Errors in station location can arise due to several factors, including inaccuracies in GPS signals, interference caused by multipath or atmospheric conditions, poor satellite geometry, errors with receiver clocks, or even deliberate interference. These variables can result in inaccuracies when calculating the precise position of a GPS receiver.
For location coordinates, noise can contribute to inaccuracies, causing slight variations or shifts in the reported location as shown in Figure 7. In the case of 2-meter surface temperature data, noise can introduce errors or biases into temperature readings, making it difficult to identify accurate temperature patterns and trends. This can impact the reliability of weather forecasts, climate studies, and other applications that rely on precise temperature data.
4.2 Data Reliability and ERA Datasets
Owing to the relatively flat gradient of the locations of study within Frankfurt and the high number of available weather stations there, we managed to obtain surface temperature measurements of relatively high accuracy within the city. In anticipation of the inherently random nature of temperature variations, the simulated noise levels were deemed necessary in accounting for this unpredictability, and indeed we were able to generate correlation values for each location at a given level of noise. However, as we extracted our chosen data solely from the ERA5 dataset, the accuracy of our analysis may have had the opportunity to improve in significant degrees if the dataset’s land-based counterpart, ERA5-Land (Gleixner et al., 2020), was used in conjunction with the data obtained in this study. This would have allowed for the potential identification of any non-surface variables, such as cloud cover, for any potential influence on surface temperature. This also may have potentially mitigated any significant lack of clarity in the data resulting from the coarse resolution of the ERA5 dataset (Gleixner et al., 2020).

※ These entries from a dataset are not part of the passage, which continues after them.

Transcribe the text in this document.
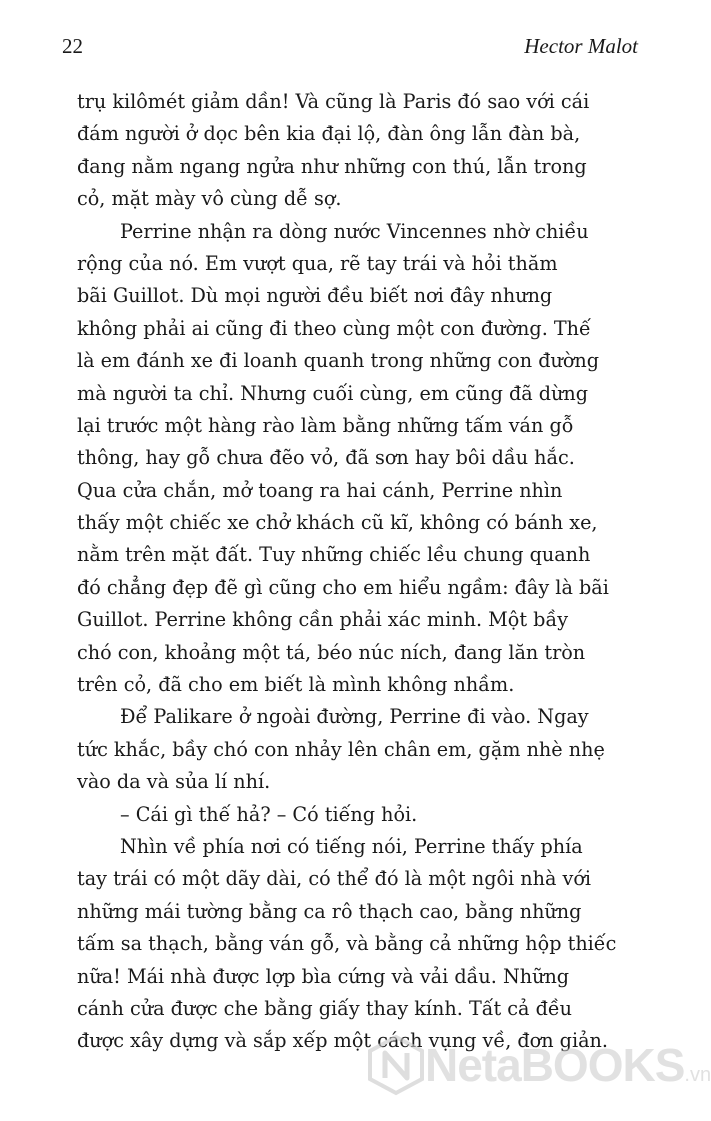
22	Hector Malot
trụ kilômét giảm dần! Và cũng là Paris đó sao với cái
đám người ở dọc bên kia đại lộ, đàn ông lẫn đàn bà,
đang nằm ngang ngửa như những con thú, lẫn trong
cỏ, mặt mày vô cùng dễ sợ.
Perrine nhận ra dòng nước Vincennes nhờ chiều
rộng của nó. Em vượt qua, rẽ tay trái và hỏi thăm
bãi Guillot. Dù mọi người đều biết nơi đây nhưng
không phải ai cũng đi theo cùng một con đường. Thế
là em đánh xe đi loanh quanh trong những con đường
mà người ta chỉ. Nhưng cuối cùng, em cũng đã dừng
lại trước một hàng rào làm bằng những tấm ván gỗ
thông, hay gỗ chưa đẽo vỏ, đã sơn hay bôi dầu hắc.
Qua cửa chắn, mở toang ra hai cánh, Perrine nhìn
thấy một chiếc xe chở khách cũ kĩ, không có bánh xe,
nằm trên mặt đất. Tuy những chiếc lều chung quanh
đó chẳng đẹp đẽ gì cũng cho em hiểu ngầm: đây là bãi
Guillot. Perrine không cần phải xác minh. Một bầy
chó con, khoảng một tá, béo núc ních, đang lăn tròn
trên cỏ, đã cho em biết là mình không nhầm.
Để Palikare ở ngoài đường, Perrine đi vào. Ngay
tức khắc, bầy chó con nhảy lên chân em, gặm nhè nhẹ
vào da và sủa lí nhí.
– Cái gì thế hả? – Có tiếng hỏi.
Nhìn về phía nơi có tiếng nói, Perrine thấy phía
tay trái có một dãy dài, có thể đó là một ngôi nhà với
những mái tường bằng ca rô thạch cao, bằng những
tấm sa thạch, bằng ván gỗ, và bằng cả những hộp thiếc
nữa! Mái nhà được lợp bìa cứng và vải dầu. Những
cánh cửa được che bằng giấy thay kính. Tất cả đều
được xây dựng và sắp xếp một cách vụng về, đơn giản.
NetaBOOKS.vn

We assess the synthetic dataset's precision, dependability, and general robustness to improve the data quality assessment. A range of factors were introduced to evaluate the degree to which the data quality can be enhanced and maintained, including station movements, errors, and noise. The analysis in Figure 3 helps us pinpoint which locations were most sensitive or responsive to the introduction of noise, providing insights into how noise affects the correlation between temperature data and location coordinates for different weather stations. Noise, in this sense, refers to the unpredictable variations in the temperature data. For example, if location 1 has a correlation of 0.9633642, it means there is a strong positive variable (temperature) being measured at location 1 with low noise or random variability in the data.